# What is the discriminant of x^2 + 25 = 0 and what does that mean?

Jul 18, 2015

${x}^{2} + 25 = 0$ has discriminant $- 100 = - {10}^{2}$

Since this is negative the equation has no real roots. Since it is negative of a perfect square it has rational complex roots.

#### Explanation:

${x}^{2} + 25$ is in the form $a {x}^{2} + b x + c$, with $a = 1$, $b = 0$ and $c = 25$.

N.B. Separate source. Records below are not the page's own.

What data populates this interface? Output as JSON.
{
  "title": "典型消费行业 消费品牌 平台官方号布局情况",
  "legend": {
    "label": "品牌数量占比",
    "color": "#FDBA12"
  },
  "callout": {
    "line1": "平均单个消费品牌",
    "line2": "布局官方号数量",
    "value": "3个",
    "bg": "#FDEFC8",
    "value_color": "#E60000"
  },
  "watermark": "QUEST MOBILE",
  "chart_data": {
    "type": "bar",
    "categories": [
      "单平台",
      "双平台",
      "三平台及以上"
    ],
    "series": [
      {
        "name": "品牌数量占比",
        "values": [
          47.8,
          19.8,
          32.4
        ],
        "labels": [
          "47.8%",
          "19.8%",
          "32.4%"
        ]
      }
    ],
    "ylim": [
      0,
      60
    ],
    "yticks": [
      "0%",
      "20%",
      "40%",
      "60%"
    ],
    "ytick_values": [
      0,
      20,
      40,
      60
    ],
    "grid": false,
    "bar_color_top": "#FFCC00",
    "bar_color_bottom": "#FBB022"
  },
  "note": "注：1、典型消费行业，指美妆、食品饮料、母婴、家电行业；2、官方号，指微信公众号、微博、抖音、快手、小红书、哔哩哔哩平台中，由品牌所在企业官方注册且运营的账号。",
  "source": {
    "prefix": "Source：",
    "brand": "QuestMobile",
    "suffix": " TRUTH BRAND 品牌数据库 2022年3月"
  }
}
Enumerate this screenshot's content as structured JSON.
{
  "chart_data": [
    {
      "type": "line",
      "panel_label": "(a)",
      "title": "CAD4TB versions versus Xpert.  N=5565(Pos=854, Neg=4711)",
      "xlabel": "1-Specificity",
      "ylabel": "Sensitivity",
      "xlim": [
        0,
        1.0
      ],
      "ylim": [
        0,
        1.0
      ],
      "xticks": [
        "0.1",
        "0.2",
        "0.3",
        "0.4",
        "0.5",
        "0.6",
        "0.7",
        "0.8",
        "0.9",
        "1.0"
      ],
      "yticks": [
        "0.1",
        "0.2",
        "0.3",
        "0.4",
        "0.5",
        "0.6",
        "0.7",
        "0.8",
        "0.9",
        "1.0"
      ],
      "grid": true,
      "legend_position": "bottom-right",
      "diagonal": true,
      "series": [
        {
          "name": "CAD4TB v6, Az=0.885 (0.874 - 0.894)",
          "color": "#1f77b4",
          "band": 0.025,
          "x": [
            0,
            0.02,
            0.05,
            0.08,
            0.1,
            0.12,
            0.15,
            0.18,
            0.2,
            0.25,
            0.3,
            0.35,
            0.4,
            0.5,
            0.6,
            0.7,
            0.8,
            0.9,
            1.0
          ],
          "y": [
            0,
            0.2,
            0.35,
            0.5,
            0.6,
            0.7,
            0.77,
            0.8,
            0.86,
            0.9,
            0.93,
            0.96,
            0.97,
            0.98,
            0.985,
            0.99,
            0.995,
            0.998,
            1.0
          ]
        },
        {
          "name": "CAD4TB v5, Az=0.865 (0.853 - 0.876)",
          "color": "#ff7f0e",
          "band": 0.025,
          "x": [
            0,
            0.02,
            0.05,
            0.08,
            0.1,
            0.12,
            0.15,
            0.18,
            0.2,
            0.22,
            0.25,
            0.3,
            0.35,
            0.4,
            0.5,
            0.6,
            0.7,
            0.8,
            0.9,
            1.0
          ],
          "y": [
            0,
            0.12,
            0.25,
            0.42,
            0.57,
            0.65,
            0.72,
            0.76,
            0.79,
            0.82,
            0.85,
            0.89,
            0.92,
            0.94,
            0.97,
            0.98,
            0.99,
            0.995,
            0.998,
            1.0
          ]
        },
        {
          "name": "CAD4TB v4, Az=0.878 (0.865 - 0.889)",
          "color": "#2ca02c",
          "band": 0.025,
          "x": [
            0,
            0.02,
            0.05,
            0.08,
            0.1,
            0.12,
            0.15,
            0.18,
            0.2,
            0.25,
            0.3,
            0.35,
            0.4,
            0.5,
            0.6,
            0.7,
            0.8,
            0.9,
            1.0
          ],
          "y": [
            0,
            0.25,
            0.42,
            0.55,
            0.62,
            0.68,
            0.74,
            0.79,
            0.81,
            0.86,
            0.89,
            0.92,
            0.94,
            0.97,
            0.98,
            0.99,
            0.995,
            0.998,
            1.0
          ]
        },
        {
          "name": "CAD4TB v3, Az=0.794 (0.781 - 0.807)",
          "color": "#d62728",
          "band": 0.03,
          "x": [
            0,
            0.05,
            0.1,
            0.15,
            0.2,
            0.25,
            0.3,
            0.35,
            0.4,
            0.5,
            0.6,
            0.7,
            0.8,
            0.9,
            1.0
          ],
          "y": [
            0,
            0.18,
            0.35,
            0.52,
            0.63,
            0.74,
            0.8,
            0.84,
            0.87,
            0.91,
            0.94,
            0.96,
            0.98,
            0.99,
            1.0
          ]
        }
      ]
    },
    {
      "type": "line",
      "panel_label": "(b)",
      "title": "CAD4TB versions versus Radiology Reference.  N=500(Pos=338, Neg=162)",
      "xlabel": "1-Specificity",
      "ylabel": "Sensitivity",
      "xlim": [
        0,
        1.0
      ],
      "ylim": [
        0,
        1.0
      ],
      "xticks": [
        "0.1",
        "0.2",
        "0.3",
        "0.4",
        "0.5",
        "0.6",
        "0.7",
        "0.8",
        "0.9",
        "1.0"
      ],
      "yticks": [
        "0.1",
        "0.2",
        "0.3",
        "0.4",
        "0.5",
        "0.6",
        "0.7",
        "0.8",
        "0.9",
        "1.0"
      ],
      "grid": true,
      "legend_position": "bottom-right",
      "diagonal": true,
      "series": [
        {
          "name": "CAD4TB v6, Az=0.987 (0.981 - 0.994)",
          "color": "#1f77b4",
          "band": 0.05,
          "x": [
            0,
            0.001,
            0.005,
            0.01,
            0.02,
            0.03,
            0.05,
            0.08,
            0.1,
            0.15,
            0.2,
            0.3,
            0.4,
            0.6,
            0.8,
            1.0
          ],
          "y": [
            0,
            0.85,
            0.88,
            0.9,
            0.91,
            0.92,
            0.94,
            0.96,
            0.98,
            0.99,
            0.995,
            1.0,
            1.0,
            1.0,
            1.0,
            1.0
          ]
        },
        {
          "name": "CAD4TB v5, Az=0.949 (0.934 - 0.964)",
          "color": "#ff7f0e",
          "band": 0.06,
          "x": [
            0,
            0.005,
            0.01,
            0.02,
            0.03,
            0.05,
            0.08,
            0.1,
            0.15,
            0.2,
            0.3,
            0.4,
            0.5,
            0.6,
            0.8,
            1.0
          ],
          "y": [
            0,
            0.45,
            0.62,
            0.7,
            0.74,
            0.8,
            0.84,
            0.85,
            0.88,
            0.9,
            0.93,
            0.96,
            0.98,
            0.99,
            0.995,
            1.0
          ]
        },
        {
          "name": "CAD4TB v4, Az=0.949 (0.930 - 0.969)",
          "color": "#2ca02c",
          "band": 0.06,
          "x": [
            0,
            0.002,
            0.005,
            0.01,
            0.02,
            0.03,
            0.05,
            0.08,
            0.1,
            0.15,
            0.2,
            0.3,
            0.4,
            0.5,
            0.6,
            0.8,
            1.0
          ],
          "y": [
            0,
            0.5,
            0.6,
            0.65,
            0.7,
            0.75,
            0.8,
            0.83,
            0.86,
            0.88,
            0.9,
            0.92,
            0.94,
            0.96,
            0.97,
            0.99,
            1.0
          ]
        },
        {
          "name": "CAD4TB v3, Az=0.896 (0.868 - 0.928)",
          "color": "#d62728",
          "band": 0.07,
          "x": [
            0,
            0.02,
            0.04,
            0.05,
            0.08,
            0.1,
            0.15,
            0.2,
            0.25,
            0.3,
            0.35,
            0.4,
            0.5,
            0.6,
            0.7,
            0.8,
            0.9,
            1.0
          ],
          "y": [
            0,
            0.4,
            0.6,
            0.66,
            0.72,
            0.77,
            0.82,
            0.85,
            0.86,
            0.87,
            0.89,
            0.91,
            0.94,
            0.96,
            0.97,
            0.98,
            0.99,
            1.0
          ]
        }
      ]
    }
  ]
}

This has discriminant $\Delta$ given by the formula:

$\Delta = {b}^{2} - 4 a c = {0}^{2} - \left(4 \times 1 \times 25\right) = - 100 = - {10}^{2}$

Since $\Delta < 0$ the equation ${x}^{2} + 25 = 0$ has no real roots. It has a pair of distinct complex conjugate roots, namely $\pm 5 i$

The discriminant $\Delta$ is the part under the square root in the quadratic formula for roots of $a {x}^{2} + b x + c = 0$ ...

$x = \frac{- b \pm \sqrt{{b}^{2} - 4 a c}}{2 a} = \frac{- b \pm \sqrt{\Delta}}{2 a}$

So if $\Delta > 0$ the equation has two distinct real roots.

If $\Delta = 0$ the equation has one repeated real root.

If $\Delta < 0$ the equation has no real roots, but two distinct complex roots.